Salvinorin A, a kappa-opioid receptor agonist hallucinogen: pharmacology and potential template for novel pharmacotherapeutic agents in neuropsychiatric disorders
Frontiers in Pharmacology – September 08, 2015
Source: OpenAlex
Summary
A potent hallucinogen, Salvinorin A, uniquely targets the κ-opioid receptor (KOPr) with high efficacy, making it the only selective agonist widely available. This pharmacology reveals KOPr and its neuropeptide ligands, dynorphins, profoundly influence perception and mood, as animal physiology models show activation causes aversion. Salvinorin A's novel chemical structure offers new medicine. Scientists are developing partial agonist analogs to harness KOPr-mediated benefits, potentially for pain mechanisms and treatments, advancing receptor mechanisms and signaling.
Abstract
Salvinorin A is a potent hallucinogen, isolated from the ethnomedical plant Salvia divinorum. Salvinorin A is a selective high efficacy kappa-opioid receptor (KOPr) agonist, and thus implicates the KOPr system and its endogenous agonist ligands (the dynorphins) in higher functions, including cognition and perceptual effects. Salvinorin A is the only selective KOPr ligand to be widely available outside research or medical settings, and salvinorin A-containing products have undergone frequent non-medical use.
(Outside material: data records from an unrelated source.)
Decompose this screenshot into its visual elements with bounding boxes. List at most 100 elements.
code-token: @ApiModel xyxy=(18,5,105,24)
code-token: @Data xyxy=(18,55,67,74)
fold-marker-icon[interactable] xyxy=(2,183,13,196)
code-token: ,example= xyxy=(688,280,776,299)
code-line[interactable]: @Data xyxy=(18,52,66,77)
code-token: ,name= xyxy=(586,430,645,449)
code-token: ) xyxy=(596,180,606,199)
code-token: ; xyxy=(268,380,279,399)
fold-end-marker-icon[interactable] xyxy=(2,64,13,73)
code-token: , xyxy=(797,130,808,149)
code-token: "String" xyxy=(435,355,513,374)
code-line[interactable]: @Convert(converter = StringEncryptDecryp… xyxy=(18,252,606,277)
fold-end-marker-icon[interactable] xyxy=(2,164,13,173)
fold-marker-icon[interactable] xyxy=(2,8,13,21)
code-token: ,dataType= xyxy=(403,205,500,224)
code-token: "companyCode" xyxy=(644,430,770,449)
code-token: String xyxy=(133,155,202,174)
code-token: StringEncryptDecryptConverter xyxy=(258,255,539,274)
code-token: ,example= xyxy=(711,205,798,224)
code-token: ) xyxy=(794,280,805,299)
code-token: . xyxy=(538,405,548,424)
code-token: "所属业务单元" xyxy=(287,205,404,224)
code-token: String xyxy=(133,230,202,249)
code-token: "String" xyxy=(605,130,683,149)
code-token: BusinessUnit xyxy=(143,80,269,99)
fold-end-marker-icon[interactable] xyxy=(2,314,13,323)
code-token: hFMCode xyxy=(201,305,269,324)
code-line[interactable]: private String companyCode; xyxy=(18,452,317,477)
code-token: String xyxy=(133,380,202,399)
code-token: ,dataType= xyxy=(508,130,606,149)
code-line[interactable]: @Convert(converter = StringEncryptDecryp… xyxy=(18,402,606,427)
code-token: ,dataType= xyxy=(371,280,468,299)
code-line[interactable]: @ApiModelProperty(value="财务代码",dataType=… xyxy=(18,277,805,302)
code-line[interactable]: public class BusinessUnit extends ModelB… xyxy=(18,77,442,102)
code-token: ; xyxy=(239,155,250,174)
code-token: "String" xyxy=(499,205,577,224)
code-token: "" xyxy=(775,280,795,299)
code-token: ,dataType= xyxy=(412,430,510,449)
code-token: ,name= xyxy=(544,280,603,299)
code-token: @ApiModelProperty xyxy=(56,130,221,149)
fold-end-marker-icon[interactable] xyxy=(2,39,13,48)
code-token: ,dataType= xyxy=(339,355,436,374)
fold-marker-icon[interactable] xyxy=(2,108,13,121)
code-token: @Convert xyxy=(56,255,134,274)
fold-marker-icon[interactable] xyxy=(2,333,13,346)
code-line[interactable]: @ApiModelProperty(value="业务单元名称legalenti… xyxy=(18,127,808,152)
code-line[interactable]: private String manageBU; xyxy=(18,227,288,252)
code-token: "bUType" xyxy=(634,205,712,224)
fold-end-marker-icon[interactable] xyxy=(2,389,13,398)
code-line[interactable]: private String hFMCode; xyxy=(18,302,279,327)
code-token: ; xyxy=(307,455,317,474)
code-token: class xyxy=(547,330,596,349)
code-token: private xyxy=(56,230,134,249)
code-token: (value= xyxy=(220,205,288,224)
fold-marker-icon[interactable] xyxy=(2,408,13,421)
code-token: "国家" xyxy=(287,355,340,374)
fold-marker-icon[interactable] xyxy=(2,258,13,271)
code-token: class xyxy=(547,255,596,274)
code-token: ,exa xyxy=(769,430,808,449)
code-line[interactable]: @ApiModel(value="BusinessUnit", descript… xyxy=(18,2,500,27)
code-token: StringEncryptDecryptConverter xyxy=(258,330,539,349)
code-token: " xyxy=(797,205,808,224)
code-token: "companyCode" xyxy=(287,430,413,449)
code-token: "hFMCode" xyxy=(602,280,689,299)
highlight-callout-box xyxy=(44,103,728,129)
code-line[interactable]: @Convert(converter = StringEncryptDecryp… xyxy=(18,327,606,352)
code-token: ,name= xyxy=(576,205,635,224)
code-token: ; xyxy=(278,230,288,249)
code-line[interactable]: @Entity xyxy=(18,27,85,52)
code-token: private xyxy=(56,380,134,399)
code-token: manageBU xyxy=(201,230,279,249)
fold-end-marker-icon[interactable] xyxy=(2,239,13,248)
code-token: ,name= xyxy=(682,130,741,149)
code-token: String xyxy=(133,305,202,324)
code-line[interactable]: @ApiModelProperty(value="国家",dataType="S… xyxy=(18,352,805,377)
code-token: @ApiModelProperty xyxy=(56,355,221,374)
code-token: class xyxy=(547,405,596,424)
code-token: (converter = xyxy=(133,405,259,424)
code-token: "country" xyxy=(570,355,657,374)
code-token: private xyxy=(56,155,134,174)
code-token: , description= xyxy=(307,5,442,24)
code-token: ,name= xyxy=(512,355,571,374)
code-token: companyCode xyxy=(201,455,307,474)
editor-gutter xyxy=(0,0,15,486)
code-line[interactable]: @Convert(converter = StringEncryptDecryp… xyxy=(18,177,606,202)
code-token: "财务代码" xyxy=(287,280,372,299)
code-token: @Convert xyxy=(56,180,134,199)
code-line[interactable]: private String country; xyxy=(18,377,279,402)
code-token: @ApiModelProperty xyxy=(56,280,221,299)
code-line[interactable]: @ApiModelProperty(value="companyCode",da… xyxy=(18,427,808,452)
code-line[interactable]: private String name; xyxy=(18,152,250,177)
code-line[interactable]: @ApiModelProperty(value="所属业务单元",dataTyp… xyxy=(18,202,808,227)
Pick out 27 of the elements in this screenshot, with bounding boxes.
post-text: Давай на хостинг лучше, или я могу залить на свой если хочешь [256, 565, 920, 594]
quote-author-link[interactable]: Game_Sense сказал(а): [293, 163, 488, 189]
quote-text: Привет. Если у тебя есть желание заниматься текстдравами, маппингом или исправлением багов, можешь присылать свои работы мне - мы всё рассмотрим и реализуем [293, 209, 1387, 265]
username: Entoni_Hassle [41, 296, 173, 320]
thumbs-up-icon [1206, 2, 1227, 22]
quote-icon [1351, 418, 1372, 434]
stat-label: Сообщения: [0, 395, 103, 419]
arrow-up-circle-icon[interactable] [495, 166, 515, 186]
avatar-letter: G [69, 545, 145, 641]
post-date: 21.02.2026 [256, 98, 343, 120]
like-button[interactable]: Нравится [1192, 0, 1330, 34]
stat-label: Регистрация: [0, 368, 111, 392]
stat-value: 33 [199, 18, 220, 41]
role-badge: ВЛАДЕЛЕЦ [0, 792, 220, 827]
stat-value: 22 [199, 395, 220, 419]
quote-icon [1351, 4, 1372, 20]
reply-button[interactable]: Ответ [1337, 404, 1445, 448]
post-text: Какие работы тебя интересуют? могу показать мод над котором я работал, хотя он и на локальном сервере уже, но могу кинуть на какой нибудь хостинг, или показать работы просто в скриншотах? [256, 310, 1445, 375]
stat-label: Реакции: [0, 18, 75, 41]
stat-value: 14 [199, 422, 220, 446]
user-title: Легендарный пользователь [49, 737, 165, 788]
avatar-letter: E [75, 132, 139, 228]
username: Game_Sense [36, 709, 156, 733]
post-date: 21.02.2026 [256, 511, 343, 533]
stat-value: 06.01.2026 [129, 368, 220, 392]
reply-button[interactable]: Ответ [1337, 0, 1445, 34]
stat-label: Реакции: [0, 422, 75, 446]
KOPr/dynorphin systems in the brain are known to be powerful counter-modulatory mechanisms to dopaminergic function, which is important in mood and reward engendered by natural and chemical reinforcers (including drugs of abuse). KOPr activation (including by salvinorin A) can thus cause aversion and anhedonia in preclinical models. Salvinorin A is also a completely new scaffold for medicinal chemistry approaches, since it is a non-nitrogenous neoclerodane, unlike other known opioid ligands. Ongoing efforts have the goal of discovering novel semi-synthetic salvinorin analogs with potential KOPr-mediated pharmacotherapeutic effects (including partial agonist or biased agonist effects), with a reduced burden of undesirable effects associated with salvinorin A.